Problemen om op te letten:
Moeilijkheden bij het koppelen
Als u moeite heeft om uw apparaat aan uw netwerk te koppelen, is er in de meeste gevallen geen duidelijk 2,4 GHz-signaal beschikbaar en in zeldzame gevallen zijn er meerdere signalen (zodat het apparaat niet weet met welk signaal het verbinding moet maken – dit wordt meestal opgelost via de eigen “alternatieve koppelingsmodus” van het apparaat). Zorg ervoor dat het 2,4 GHz-signaal voor uw netwerk beschikbaar is voor het apparaat en stop indien nodig elk 5 GHz-signaal totdat het koppelen is voltooid.
Wijzigingen in de app worden niet weergegeven in wijzigingen op het apparaat en vice versa.
Als het apparaat beschikbaar lijkt (d.w.z. niet ‘offline’) in de app en u wijzigingen kunt aanbrengen in de app, maar het apparaat zelf niet wordt bijgewerkt, is de kans groot dat u een internet- of verbindingsprobleem heeft dat verband houdt met uw netwerk. Dit kan een combinatie zijn van de bovenstaande punten 1 tot en met 5 en u moet ze allemaal controleren. Gebeurt dit ook met apparaten die aanvankelijk moeilijk te koppelen waren? Bij sommige IoT-apparaten is de netwerkstatus beschikbaar in ‘Apparaatinformatie’ in de app, dus controleer dat eerst. Een signaalsterkte van -55 dBM is zeer goed.
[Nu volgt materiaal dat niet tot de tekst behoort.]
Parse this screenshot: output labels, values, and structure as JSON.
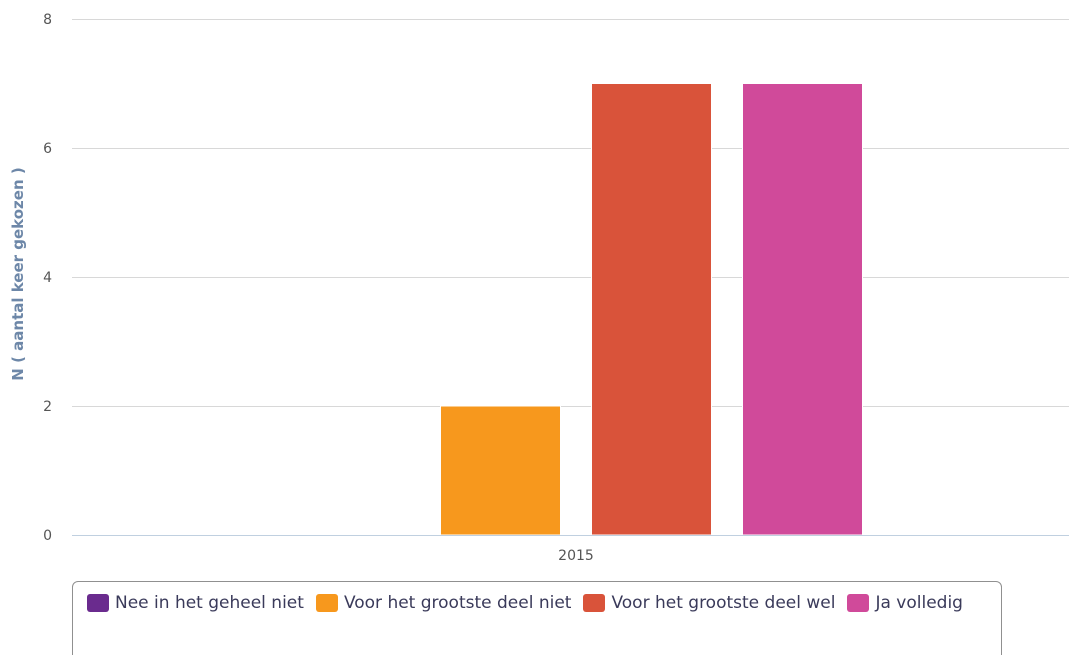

Een signaalsterkte van -70 dBM of hoger is zeer slecht, waardoor een apparaat ‘verbonden’ lijkt, maar slechts gedeeltelijk verbonden is en mogelijk niet correct functioneert.
‘Offline’ apparaten die online zouden moeten zijn
Controleer of het apparaat zich dicht bij het netwerk bevindt. Als het apparaat in alle andere opzichten een sterk signaal heeft, maar toch regelmatig offline gaat, controleer dan of het probleem wordt opgelost door uw router opnieuw op te starten. Als dat het geval is, kan dit een teken zijn dat de router overbelast is en niet de apparaten beheert die daadwerkelijk zijn aangesloten, maar alleen de apparaten waarvan hij denkt dat ze zijn aangesloten. (Er zijn allerlei redenen hiervoor, die buiten het bestek van dit artikel vallen). Als u over de technische vaardigheden beschikt, zou het toewijzen van een statisch IP-adres aan de MAC-adressen van de IoT-apparaten of het toewijzen van een specifiek DHCP-bereik alleen aan uw IoT-apparaten dit probleem moeten oplossen.